Ann’s School is in the lower level of the West India Quay (Key), best found by keying off the nearby cinema and gym. It’s a nice working space with lots of nearby restaurants along the water: arriving 30 minutes early, I took in a light veggie-English breakfast and the early joggers beneath the symbolic cranes.
Once installed around the Ann’s kitchen, we were tasked with learning three skills, filleting, skinning, and braising. The chef-instructor quickly dispatched the first fish, slicing off the flank with a 7-inch knife before lifting off the ribs and trimming the fat. We sized up our trouts in pairs and slashed in. I failed to cut deep enough as the second man in our relay, and my filet was sadly pulpy and nicked.
Fortunately, we were headed towards Pâté, so it was all mashed in mascarpone and seasoned anyway.
My skinning skills were much better: a bit of pressure on an absolutely horizontal knife yielded a lovely fillet and a satisfyingly clean skin.
I was surprised to find that smoking was stovetop-accessible.

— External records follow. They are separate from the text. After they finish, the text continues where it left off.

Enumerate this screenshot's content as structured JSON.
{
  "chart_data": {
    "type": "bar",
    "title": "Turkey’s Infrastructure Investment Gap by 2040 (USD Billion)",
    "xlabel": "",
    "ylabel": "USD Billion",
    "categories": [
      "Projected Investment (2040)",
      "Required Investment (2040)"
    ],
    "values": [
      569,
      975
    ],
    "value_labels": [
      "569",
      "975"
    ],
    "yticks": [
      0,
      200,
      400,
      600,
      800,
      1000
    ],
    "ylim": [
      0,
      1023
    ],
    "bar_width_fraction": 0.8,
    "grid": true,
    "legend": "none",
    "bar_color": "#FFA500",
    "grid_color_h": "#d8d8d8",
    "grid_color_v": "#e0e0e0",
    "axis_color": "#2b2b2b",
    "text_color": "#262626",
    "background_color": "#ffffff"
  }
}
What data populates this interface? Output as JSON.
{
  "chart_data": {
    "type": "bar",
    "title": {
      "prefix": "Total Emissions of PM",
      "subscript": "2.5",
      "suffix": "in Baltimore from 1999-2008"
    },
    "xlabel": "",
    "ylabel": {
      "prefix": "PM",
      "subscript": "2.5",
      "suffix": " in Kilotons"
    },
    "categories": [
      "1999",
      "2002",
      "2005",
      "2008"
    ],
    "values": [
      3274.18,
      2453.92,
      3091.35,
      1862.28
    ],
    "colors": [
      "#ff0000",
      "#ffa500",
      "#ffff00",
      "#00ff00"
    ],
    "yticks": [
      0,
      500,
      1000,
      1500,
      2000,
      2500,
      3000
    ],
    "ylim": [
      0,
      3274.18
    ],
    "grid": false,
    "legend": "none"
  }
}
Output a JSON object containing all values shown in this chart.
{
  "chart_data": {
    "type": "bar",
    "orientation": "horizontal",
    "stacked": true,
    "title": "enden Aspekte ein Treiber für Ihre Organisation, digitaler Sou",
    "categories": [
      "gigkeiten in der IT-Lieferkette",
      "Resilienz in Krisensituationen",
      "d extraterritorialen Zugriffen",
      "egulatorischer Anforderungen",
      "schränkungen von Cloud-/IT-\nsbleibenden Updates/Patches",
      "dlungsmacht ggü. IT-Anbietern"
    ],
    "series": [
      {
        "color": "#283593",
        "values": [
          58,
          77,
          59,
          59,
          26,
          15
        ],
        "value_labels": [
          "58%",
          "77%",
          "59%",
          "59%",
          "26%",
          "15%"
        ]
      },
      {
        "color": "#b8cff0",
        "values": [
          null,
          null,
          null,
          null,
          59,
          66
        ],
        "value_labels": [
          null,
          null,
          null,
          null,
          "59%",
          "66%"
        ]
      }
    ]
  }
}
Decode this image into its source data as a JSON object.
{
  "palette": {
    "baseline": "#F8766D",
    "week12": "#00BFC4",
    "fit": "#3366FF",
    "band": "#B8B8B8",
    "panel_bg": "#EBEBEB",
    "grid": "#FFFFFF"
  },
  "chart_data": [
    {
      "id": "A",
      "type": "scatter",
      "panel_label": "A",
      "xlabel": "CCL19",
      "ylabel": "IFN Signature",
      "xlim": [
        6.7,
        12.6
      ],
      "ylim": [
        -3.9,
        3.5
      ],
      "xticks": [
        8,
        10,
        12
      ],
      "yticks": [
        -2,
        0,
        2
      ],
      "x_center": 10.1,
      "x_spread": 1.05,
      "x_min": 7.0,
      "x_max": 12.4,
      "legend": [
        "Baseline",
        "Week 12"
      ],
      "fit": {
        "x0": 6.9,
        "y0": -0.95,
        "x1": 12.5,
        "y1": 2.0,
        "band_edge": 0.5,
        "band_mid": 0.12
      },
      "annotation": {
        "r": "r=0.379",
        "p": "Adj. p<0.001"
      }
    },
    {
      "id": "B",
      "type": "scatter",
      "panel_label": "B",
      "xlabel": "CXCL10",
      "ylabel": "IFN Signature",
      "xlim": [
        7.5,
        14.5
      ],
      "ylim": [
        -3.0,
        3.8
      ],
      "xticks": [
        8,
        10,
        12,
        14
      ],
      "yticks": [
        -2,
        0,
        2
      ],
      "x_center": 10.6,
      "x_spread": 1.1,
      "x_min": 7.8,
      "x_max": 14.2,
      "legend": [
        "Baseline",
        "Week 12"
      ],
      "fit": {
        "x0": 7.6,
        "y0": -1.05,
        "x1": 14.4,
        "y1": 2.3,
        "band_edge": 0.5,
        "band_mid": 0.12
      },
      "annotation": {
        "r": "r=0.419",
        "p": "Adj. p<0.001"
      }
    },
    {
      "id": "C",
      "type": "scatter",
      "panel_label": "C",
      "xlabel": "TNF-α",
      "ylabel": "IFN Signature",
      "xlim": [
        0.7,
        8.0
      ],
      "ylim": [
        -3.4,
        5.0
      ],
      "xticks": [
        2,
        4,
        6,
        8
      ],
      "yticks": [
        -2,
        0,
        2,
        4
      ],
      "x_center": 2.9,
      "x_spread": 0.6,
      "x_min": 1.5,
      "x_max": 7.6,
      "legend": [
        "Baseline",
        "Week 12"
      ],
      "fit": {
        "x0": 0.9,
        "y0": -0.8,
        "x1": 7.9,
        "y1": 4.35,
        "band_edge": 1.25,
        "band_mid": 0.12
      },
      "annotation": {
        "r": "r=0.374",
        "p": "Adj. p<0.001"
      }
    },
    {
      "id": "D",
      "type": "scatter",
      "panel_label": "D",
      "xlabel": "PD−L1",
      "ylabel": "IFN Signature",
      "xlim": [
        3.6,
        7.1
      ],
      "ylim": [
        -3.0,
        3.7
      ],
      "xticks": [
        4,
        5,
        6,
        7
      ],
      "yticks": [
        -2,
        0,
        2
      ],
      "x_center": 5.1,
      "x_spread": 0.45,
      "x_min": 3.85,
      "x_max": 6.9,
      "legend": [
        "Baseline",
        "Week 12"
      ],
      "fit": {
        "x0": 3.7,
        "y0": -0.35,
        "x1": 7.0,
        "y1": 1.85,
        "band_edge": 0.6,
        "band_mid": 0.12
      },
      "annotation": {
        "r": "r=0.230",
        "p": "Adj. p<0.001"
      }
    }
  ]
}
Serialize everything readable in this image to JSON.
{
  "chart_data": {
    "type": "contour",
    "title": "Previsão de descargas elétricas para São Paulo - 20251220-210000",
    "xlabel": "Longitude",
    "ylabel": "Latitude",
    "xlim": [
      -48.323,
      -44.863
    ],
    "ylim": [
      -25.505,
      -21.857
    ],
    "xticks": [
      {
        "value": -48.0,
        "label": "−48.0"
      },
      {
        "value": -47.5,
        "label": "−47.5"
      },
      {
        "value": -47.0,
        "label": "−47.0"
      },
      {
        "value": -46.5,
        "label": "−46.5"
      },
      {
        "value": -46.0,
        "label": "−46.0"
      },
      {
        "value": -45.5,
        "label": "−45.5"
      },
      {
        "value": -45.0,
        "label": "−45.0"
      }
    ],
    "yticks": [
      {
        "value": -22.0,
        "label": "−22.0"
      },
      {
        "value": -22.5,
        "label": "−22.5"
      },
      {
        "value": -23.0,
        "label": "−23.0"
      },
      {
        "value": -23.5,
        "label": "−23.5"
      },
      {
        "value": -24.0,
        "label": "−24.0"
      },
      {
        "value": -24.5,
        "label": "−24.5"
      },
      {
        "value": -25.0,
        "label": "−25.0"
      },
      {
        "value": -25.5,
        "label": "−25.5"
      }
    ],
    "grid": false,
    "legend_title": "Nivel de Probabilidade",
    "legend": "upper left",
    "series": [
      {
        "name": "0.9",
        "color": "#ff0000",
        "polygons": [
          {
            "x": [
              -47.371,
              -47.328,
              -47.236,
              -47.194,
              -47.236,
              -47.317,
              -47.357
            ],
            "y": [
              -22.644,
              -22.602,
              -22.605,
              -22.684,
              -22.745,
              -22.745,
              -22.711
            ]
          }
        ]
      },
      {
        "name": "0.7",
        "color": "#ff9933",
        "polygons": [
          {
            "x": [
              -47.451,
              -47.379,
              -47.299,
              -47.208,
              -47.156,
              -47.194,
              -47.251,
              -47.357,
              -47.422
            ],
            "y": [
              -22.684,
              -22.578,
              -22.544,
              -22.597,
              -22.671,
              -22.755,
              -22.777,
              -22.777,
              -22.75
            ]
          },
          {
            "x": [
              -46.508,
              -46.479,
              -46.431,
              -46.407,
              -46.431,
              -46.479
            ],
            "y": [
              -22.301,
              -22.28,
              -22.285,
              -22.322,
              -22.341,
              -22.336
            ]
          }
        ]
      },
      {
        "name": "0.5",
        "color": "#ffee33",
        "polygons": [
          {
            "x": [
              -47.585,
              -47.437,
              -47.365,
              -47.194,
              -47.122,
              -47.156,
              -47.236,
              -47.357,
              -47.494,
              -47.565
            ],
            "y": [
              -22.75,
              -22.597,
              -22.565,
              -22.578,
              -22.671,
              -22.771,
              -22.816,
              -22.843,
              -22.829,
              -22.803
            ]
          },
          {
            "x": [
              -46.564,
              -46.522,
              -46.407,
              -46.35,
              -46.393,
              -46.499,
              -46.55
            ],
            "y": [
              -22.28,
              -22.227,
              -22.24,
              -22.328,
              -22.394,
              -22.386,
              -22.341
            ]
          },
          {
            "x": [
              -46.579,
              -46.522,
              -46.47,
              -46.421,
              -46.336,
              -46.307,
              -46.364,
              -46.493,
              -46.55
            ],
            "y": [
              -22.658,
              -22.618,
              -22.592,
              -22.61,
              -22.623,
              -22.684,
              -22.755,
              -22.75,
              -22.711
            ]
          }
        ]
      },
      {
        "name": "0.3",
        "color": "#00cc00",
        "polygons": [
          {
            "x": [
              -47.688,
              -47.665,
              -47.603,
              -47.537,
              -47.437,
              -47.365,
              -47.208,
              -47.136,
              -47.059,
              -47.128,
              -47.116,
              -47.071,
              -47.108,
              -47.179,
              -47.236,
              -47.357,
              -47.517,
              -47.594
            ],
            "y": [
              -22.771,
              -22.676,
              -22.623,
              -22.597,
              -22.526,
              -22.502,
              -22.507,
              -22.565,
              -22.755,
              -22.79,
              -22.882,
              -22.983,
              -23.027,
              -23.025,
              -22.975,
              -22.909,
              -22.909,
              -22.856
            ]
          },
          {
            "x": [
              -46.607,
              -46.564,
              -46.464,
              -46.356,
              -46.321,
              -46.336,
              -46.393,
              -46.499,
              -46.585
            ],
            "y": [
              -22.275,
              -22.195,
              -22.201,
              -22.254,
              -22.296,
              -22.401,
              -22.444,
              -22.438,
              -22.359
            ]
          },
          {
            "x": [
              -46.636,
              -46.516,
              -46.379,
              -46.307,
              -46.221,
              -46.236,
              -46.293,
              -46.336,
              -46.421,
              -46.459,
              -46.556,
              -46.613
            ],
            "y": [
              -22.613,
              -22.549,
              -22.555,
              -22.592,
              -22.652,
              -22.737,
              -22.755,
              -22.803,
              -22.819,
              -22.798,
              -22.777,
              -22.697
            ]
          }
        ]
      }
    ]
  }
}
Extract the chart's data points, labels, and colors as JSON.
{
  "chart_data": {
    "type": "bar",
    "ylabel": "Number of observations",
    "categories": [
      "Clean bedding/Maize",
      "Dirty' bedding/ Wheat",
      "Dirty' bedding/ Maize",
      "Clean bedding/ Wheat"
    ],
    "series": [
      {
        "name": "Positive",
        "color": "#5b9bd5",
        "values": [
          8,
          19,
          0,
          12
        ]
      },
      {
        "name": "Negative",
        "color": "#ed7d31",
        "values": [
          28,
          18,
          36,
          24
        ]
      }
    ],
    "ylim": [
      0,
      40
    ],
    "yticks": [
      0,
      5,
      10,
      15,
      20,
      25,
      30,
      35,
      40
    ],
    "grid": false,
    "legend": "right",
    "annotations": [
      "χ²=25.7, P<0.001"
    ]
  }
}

A layer of foil, rice and tea, parchment, herbs, filets and ten minutes gave a delicately cooked flesh with almost no effort. We all plunged into trying to enhance the dish with spices: our lemon-garlic (with a hint of 5-spice) gave a delicate flavour against the smoke, while others went mad with chilies and peppers. Ah, the excess of youth.
On to Sea Bass (and Pin Bones), Flat Fish (and ‘Y’ cuts), both with butter and caper braising. The chefs approach crispy skin different than I have. I follow the ‘Absolutely dry applied to absolutely hot’ rule. They prefer oils, butter, and ‘never turn the fish’. It produced a very nice result with far less smell, smoke, and drama than mine.
There was a lot that I could use from the course, from choice of oils to angles of the knives. I am, sadly, of the ‘third time’s a charm’ school of learning. As with fondants and poached eggs, so shall it be with filleting and braising seafood.
Fortunately, trout are cheap and cooking only takes 20 minutes: easy to get lots of practice in a week of dinners.